Uit: Spanheim, Den Atheïst overtuycht, ‘Voor-reden’.

Toch misten zij de nodige visie om een dieper gaande hervorming op gang te brengen. De werkelijke vooruitgang in kennis is voornamelijk te vinden bij humanistisch gevormde geleerden als Vesalius (anatomie), Copernicus (astronomie) en Paracelsus (botanie).

De Brusselse arts en hoogleraar Andreas Vesalius probeerde de rampzalige scheiding tussen theoretische kennis en praktisch onderzoek ongedaan te maken. In zijn De humani corporis fabrica libri septem beschreef hij de lamentabele toestand waarin de geneeskunde was terechtgekomen door het verwaarlozen van persoonlijke en kritische onderzoekingen. Hij pleitte voor een hervorming van de medische wetenschap door een restauratie van oude tradities, echter niet door de antieke teksten nog beter te bestuderen (zoals de humanisten dat voorstelden), maar door directe observatie van de werkingen van de natuur.

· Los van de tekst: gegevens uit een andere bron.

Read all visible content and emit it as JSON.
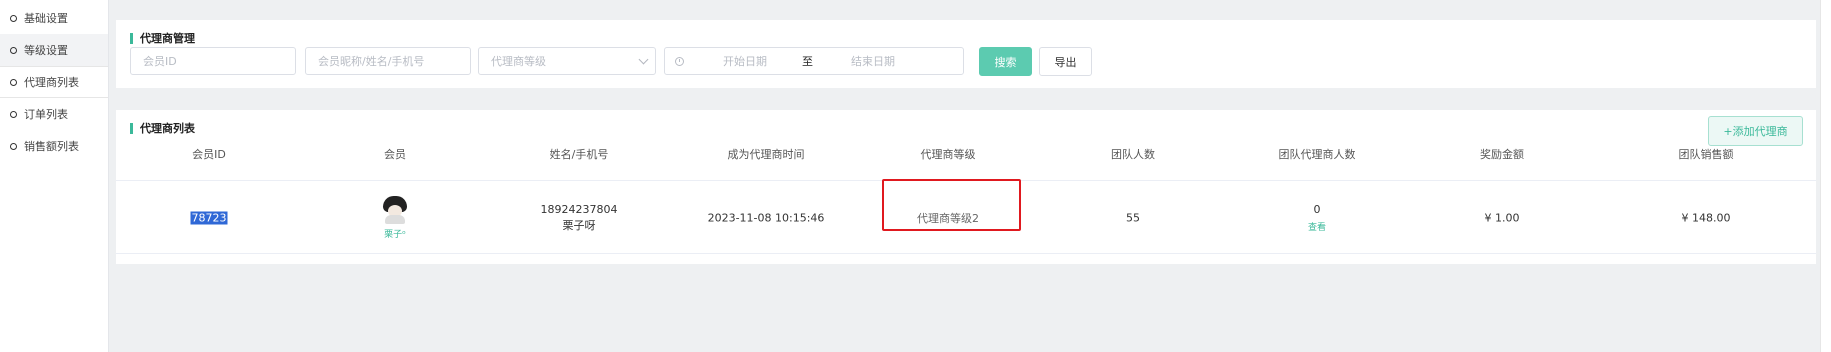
{
  "sidebar": {
    "items": [
      {
        "label": "基础设置"
      },
      {
        "label": "等级设置"
      },
      {
        "label": "代理商列表"
      },
      {
        "label": "订单列表"
      },
      {
        "label": "销售额列表"
      }
    ]
  },
  "filter": {
    "title": "代理商管理",
    "member_id_placeholder": "会员ID",
    "name_placeholder": "会员昵称/姓名/手机号",
    "level_placeholder": "代理商等级",
    "date_start": "开始日期",
    "date_to": "至",
    "date_end": "结束日期",
    "search_label": "搜索",
    "export_label": "导出"
  },
  "list": {
    "title": "代理商列表",
    "add_label": "+添加代理商",
    "columns": [
      "会员ID",
      "会员",
      "姓名/手机号",
      "成为代理商时间",
      "代理商等级",
      "团队人数",
      "团队代理商人数",
      "奖励金额",
      "团队销售额"
    ],
    "rows": [
      {
        "member_id": "78723",
        "nickname": "栗子ᵒ",
        "phone": "18924237804",
        "name": "栗子呀",
        "joined": "2023-11-08 10:15:46",
        "level": "代理商等级2",
        "team_count": "55",
        "team_agent_count": "0",
        "view_label": "查看",
        "reward": "¥ 1.00",
        "team_sales": "¥ 148.00"
      }
    ]
  },
  "colors": {
    "accent": "#5ccbb0",
    "highlight_box": "#e0191f",
    "selection": "#2f68d6"
  }
}
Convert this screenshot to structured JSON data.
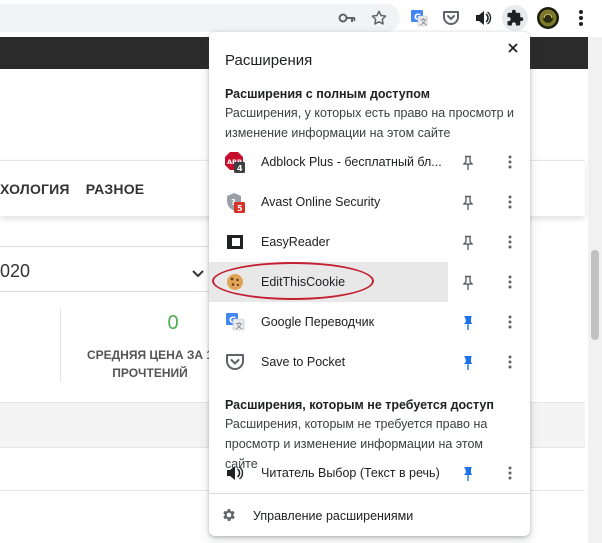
{
  "page": {
    "nav_items": [
      "ХОЛОГИЯ",
      "РАЗНОЕ"
    ],
    "date_value": "020",
    "stat_value": "0",
    "stat_label_lines": [
      "СРЕДНЯЯ ЦЕНА ЗА 1",
      "ПРОЧТЕНИЙ"
    ]
  },
  "toolbar": {
    "icons": [
      "key-icon",
      "star-icon",
      "translate-icon",
      "pocket-icon",
      "speaker-icon",
      "puzzle-icon",
      "avatar",
      "kebab-icon"
    ]
  },
  "popup": {
    "title": "Расширения",
    "full_access": {
      "heading": "Расширения с полным доступом",
      "description": "Расширения, у которых есть право на просмотр и изменение информации на этом сайте",
      "items": [
        {
          "name": "Adblock Plus - бесплатный бл...",
          "icon": "abp-icon",
          "badge": "4",
          "pinned": false
        },
        {
          "name": "Avast Online Security",
          "icon": "avast-icon",
          "badge": "5",
          "pinned": false
        },
        {
          "name": "EasyReader",
          "icon": "easyreader-icon",
          "badge": "",
          "pinned": false
        },
        {
          "name": "EditThisCookie",
          "icon": "cookie-icon",
          "badge": "",
          "pinned": false,
          "highlighted": true
        },
        {
          "name": "Google Переводчик",
          "icon": "translate-icon",
          "badge": "",
          "pinned": true
        },
        {
          "name": "Save to Pocket",
          "icon": "pocket-icon",
          "badge": "",
          "pinned": true
        }
      ]
    },
    "no_access": {
      "heading": "Расширения, которым не требуется доступ",
      "description": "Расширения, которым не требуется право на просмотр и изменение информации на этом сайте",
      "items": [
        {
          "name": "Читатель Выбор (Текст в речь)",
          "icon": "speaker-icon",
          "badge": "",
          "pinned": true
        }
      ]
    },
    "manage_label": "Управление расширениями"
  },
  "colors": {
    "pin_active": "#1a73e8",
    "pin_inactive": "#5f6368",
    "annotation": "#c42032",
    "stat_green": "#4caf50"
  }
}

Theophrastus Bombastus Von Hohenheim (Paracelsus – voorbij Celsus) was de invloedrijkste voorstander van een radicaal op ervaring gebaseerde wetenschap. Zijn vele zwerftochten zijn een model voor wetenschappelijk onderzoek. Hij verdedigde de ervaring als enige echte toetssteen van elke wetenschap. Hij vond medestanders in Jan Baptist van Helmont en René Descartes. Het gezond verstand is van belang om de nieuwe natuurwetenschap te begrijpen. Niet de scholing of de maatschappelijke status van de geleerde zou uiteindelijk de waarde van de argumenten bepalen, wèl de empirische inhoud en de mathematische precisie waarmee argumenten waren onderbouwd. Op termijn lag hierin de kern van de emancipatie van de burger die niet door geboorte, maar door intellect aanspraak wilde maken op het recht gehoord te worden.

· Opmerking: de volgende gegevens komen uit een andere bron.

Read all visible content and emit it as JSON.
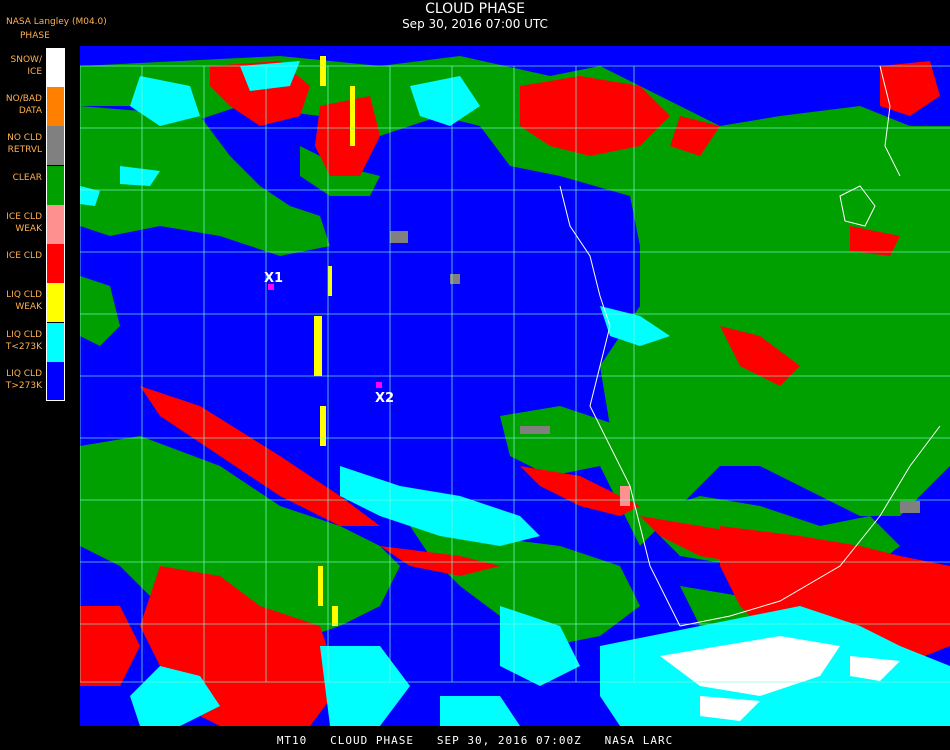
{
  "header": {
    "producer": "NASA Langley (M04.0)",
    "title": "CLOUD PHASE",
    "subtitle": "Sep 30, 2016 07:00 UTC"
  },
  "legend": {
    "title": "PHASE",
    "items": [
      {
        "label": "SNOW/\nICE",
        "color": "#ffffff"
      },
      {
        "label": "NO/BAD\nDATA",
        "color": "#ff8000"
      },
      {
        "label": "NO CLD\nRETRVL",
        "color": "#808080"
      },
      {
        "label": "CLEAR",
        "color": "#00a000"
      },
      {
        "label": "ICE CLD\nWEAK",
        "color": "#ff9090"
      },
      {
        "label": "ICE CLD",
        "color": "#ff0000"
      },
      {
        "label": "LIQ CLD\nWEAK",
        "color": "#ffff00"
      },
      {
        "label": "LIQ CLD\nT<273K",
        "color": "#00ffff"
      },
      {
        "label": "LIQ CLD\nT>273K",
        "color": "#0000ff"
      }
    ]
  },
  "markers": [
    {
      "label": "X1"
    },
    {
      "label": "X2"
    }
  ],
  "footer": "MT10   CLOUD PHASE   SEP 30, 2016 07:00Z   NASA LARC"
}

Het heliocentrische wereldbeeld

A Philosopher Giving that Lecture on the Orrery, in which a Lamp is put in place of the Sun of The Orrery – Joseph Wright of Derby (ca. 1766)

Het meest bekende dispuut uit de wetenschappelijke revolutie is de controverse om het Copernicaanse wereldbeeld. Geredeneerd vanuit het traditionele, geocentrische wereldbeeld staat de aarde stil in het middelpunt van het universum – de ptolemaeïsche kosmologie. Alle andere lichamen beschrijven cirkelvormige banen rondom dat middelpunt. De alledaagse waarneming leerde hoe de zon opkwam en onderging en hoe het aardoppervlak in perfecte rust verkeerde.

Dat de aarde niet stil zou staan leek absurd, gebouwen zouden instorten, een omhoog gegooide steen zou ergens anders terechtkomen. Toch werd dit al door Nicolas Oresme geopperd. De aarde is niet in rust, staat niet stil. Het geocentrische wereldbeeld rustte dan ook niet zozeer op de alledaagse waarneming, maar meer op fundamentele kosmologische en fysische argumenten. De hemellichamen bewogen zich – i.t.t. alle natuurlijke bewegingen op aarde – eindeloos op onveranderlijke banen rondom het centrum van de aarde. Voor deze hemellichamen moesten dus ook andere fysische wetten gelden dan voor de dingen op de aarde. Het middelpunt van de aarde kon in deze kosmische voorstelling enkel samenvallen met het middelpunt van het universum, waar immers alle zware lichamen zich naartoe bewogen.

Copernicus stelde zich tot doel de astronomie terug te brengen tot de zuivere vorm, meer in overeenstemming met de antieke voorschriften. Een wereldbeeld met meer inherente wiskundige harmonie, dat bovendien volgens Copernicus een groter inzicht in de fysische opbouw van het heelal mogelijk maakte. Copernicus was ervan overtuigd dat een wetenschappelijk gefundeerd wereldbeeld ook de sleutel tot de werkelijke bouw van het heelal zou verschaffen. Zijn heliocentrische wereldbeeld lijkt inderdaad ontworpen om een dergelijke constructie van het heelal een grotere fysische plausibiliteit te geven. Aangezien ook de aarde bolvormig is, was het volgens Copernicus niet meer dan normaal dat ook de aarde een dergelijke cirkelbeweging kon, ja zelfs moest uitvoeren. Ondanks zijn innoverende hypothese kwam Copernicus uit dit alles naar voren als een traditioneel, zelfs conservatief astronoom, die in wezen niet afweek van de opvattingen van de klassieke natuurwetenschap. Zijn doel was de astronomie te zuiveren van enkele (technische) hulpmiddelen die in strijd waren met de wijsgerige beginselen van de Griekse kosmologie.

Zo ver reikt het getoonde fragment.